Returning to Cambodia, while we’ve come so far in language and culture, there is still tonnes to learn. The depth that I have been inculturated into the western society of Aussie life reveals just how much I am skimming the surface in Cambodia, even after five or six years. Whether it be the ease of using English over Khmer, through to being able to draw on numerous Australian or western cultural references that are just second nature and natural to me, versus knowing very little cultural references in Cambodia. I can’t even conceive of being able to riff off cultural depth by making up the phrase ‘We don’t need no edu-ma-cation’ (Pink Floyd and Homer mash up) in Cambodia, like I’m able to do from the West. Nevertheless, we press on with cultural observations.

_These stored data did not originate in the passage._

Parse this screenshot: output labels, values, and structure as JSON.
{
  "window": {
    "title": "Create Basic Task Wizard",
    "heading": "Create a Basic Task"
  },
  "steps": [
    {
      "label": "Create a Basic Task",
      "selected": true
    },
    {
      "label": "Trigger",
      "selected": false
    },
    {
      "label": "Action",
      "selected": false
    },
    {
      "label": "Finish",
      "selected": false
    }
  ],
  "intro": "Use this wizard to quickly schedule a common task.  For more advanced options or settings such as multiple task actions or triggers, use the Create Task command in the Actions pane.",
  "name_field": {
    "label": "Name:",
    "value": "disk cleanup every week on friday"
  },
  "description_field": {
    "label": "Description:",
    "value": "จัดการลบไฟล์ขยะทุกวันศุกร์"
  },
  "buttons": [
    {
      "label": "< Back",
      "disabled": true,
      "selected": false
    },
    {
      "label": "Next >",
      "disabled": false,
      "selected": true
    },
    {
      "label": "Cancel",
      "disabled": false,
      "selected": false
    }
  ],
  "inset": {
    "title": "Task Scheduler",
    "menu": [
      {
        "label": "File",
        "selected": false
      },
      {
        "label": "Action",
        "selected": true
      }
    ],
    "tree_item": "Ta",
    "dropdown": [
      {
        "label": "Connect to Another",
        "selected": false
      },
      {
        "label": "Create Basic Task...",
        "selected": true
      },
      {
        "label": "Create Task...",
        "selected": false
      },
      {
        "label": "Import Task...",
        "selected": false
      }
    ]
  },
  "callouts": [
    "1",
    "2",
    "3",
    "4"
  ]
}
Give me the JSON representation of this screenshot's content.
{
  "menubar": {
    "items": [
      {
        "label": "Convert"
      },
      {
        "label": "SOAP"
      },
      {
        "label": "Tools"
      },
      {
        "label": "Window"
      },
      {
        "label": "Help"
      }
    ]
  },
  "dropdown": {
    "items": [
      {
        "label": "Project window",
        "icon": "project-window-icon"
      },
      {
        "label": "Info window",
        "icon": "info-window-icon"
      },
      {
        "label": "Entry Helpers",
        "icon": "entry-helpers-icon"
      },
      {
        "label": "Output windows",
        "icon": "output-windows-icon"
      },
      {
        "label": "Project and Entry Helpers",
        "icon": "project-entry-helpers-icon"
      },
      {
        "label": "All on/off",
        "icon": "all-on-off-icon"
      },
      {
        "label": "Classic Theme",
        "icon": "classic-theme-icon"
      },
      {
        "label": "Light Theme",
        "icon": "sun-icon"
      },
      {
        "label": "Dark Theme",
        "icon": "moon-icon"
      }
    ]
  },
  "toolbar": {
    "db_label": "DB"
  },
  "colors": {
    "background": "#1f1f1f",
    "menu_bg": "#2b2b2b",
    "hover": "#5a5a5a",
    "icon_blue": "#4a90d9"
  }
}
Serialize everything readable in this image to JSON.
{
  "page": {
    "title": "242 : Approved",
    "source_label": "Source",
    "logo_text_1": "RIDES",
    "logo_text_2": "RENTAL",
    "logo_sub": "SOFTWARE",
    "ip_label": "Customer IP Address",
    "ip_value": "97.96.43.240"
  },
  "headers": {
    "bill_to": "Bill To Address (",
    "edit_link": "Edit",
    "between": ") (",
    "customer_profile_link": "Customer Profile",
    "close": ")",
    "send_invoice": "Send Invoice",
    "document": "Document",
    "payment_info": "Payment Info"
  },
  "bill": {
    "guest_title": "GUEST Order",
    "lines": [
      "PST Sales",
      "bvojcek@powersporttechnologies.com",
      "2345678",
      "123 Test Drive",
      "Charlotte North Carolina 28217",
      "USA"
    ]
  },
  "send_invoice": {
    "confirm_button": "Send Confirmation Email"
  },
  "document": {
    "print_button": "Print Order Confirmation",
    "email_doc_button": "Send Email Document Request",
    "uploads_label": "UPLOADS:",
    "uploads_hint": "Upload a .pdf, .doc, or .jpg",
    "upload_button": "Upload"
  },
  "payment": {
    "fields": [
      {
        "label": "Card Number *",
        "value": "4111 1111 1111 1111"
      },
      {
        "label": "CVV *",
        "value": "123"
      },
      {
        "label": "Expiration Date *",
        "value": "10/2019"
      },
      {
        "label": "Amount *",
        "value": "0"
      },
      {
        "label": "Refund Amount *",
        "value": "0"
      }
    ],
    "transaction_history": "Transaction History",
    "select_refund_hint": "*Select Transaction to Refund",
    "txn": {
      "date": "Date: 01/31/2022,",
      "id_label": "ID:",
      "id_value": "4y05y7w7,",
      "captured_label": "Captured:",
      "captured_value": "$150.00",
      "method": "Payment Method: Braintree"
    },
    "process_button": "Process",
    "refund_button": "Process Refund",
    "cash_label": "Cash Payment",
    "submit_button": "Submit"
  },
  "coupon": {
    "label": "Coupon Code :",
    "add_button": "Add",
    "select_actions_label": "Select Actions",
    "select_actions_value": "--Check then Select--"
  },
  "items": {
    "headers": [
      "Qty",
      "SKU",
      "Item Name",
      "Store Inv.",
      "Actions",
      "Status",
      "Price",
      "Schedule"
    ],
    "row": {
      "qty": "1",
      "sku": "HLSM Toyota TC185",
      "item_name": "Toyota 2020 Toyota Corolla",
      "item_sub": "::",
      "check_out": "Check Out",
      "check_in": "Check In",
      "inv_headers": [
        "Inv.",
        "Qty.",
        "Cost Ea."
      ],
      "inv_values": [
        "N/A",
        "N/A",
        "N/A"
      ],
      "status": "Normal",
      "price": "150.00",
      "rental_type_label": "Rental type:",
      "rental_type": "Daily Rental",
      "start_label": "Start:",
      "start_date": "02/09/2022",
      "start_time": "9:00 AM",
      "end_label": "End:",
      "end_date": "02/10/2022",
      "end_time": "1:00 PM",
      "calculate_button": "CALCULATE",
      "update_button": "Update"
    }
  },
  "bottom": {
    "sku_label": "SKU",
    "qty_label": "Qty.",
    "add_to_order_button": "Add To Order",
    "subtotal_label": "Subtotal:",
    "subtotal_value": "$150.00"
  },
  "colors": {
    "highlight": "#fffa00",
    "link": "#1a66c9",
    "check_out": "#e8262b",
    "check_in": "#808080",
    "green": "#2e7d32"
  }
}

In driving a car now, I am understanding Cambodian roads to a greater degree. Turning left, the equivalent of turning right in Australia, has its own rhythms. In Australia you wait for a gap and then speed across to the other side of the road. You’re picking the gap. In Cambodia you do the opposite. Instead of speeding out, generally you slowly drive forward and when you get the recognition that oncoming traffic is slowing down for you, you pull directly in front of them and then proceed to go slowly as you cross onto the side that you want to travel. You’re less picking the gap and more making the gap. This sort of slowly does it approach fits the way life is done here. You go slow at first and ten once you have made a gap you can speed up. In Australia, you just go fast from the word ‘go’.

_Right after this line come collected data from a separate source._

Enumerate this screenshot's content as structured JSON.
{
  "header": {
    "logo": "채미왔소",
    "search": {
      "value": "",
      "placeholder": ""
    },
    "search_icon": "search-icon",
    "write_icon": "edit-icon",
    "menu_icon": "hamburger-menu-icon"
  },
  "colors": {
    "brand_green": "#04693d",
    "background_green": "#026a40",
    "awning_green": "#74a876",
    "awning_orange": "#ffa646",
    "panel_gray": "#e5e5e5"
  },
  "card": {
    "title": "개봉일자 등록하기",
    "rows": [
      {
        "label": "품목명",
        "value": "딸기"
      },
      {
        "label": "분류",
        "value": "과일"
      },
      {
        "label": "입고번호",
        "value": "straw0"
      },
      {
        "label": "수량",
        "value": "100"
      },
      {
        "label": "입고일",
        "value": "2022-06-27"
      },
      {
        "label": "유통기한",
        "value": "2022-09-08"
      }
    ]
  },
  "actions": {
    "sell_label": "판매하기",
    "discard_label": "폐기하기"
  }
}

One thing I noticed recently was I was happy for my kids to watch Aussie ads. Normally I feel like ads in Australia are a waste of time. They’re the filler between the good bits of whatever show or event I’m watching. Given the little Aussie content we get here in Cambodia, I found myself enjoying some Aussie ads with my kids. It gives us a window back into Aussie culture and society. Now, in some ways it is a fake view. But its also illuminating. Showing what Aussies love, what they want to be or have. While digging into the culture here, in some ways we lose some of our Aussie culture, or maybe just put it on hold.

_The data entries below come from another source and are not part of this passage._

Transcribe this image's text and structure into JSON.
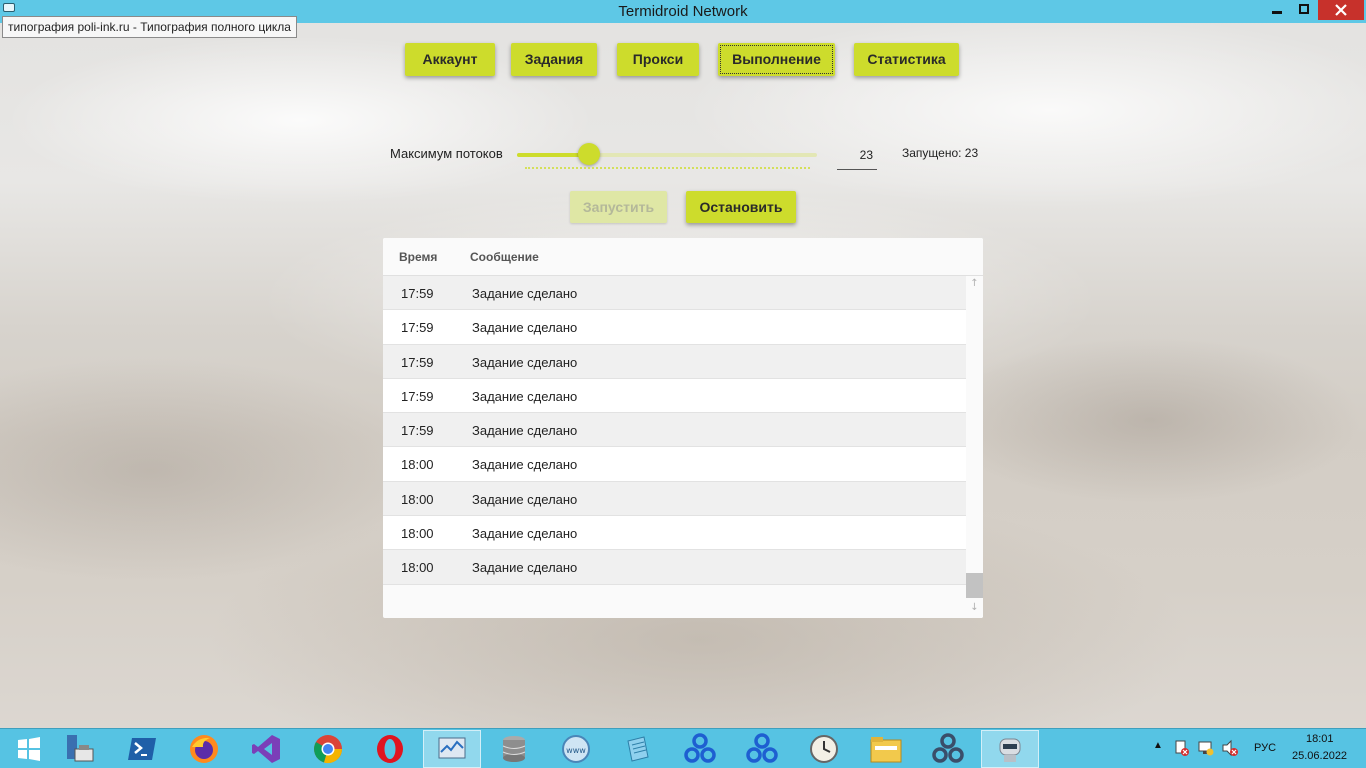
{
  "window": {
    "title": "Termidroid Network",
    "tooltip": "типография poli-ink.ru - Типография полного цикла"
  },
  "nav": [
    {
      "label": "Аккаунт",
      "active": false
    },
    {
      "label": "Задания",
      "active": false
    },
    {
      "label": "Прокси",
      "active": false
    },
    {
      "label": "Выполнение",
      "active": true
    },
    {
      "label": "Статистика",
      "active": false
    }
  ],
  "threads": {
    "label": "Максимум потоков",
    "value": "23",
    "slider_fraction": 0.24,
    "running": "Запущено: 23"
  },
  "actions": {
    "start_label": "Запустить",
    "start_enabled": false,
    "stop_label": "Остановить"
  },
  "log": {
    "columns": [
      "Время",
      "Сообщение"
    ],
    "rows": [
      {
        "time": "17:59",
        "message": "Задание сделано"
      },
      {
        "time": "17:59",
        "message": "Задание сделано"
      },
      {
        "time": "17:59",
        "message": "Задание сделано"
      },
      {
        "time": "17:59",
        "message": "Задание сделано"
      },
      {
        "time": "17:59",
        "message": "Задание сделано"
      },
      {
        "time": "18:00",
        "message": "Задание сделано"
      },
      {
        "time": "18:00",
        "message": "Задание сделано"
      },
      {
        "time": "18:00",
        "message": "Задание сделано"
      },
      {
        "time": "18:00",
        "message": "Задание сделано"
      }
    ]
  },
  "taskbar": {
    "apps": [
      "windows-start-icon",
      "server-manager-icon",
      "powershell-icon",
      "firefox-icon",
      "visual-studio-icon",
      "chrome-icon",
      "opera-icon",
      "performance-monitor-icon",
      "database-icon",
      "www-icon",
      "notepad-icon",
      "network-app-icon",
      "network-app-icon",
      "clock-app-icon",
      "file-explorer-icon",
      "network-app-icon",
      "robot-app-icon"
    ],
    "language": "РУС",
    "time": "18:01",
    "date": "25.06.2022"
  },
  "colors": {
    "accent": "#cddc2c",
    "titlebar": "#5ec8e6",
    "taskbar": "#56c3e3",
    "close": "#c7312b"
  }
}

Post-arrival #1: Changes to our Cambodian life

Craig being installed as an elder at the International Church

Yes COVID changed our life here in Cambodia when we arrived. But with COVID having less impact on society at present, our life here is still very different from our first term (2017-2019). In our first term we came to an unknown place with an unknown language and so our way of life was unknown and needed to be figured out, almost from scratch.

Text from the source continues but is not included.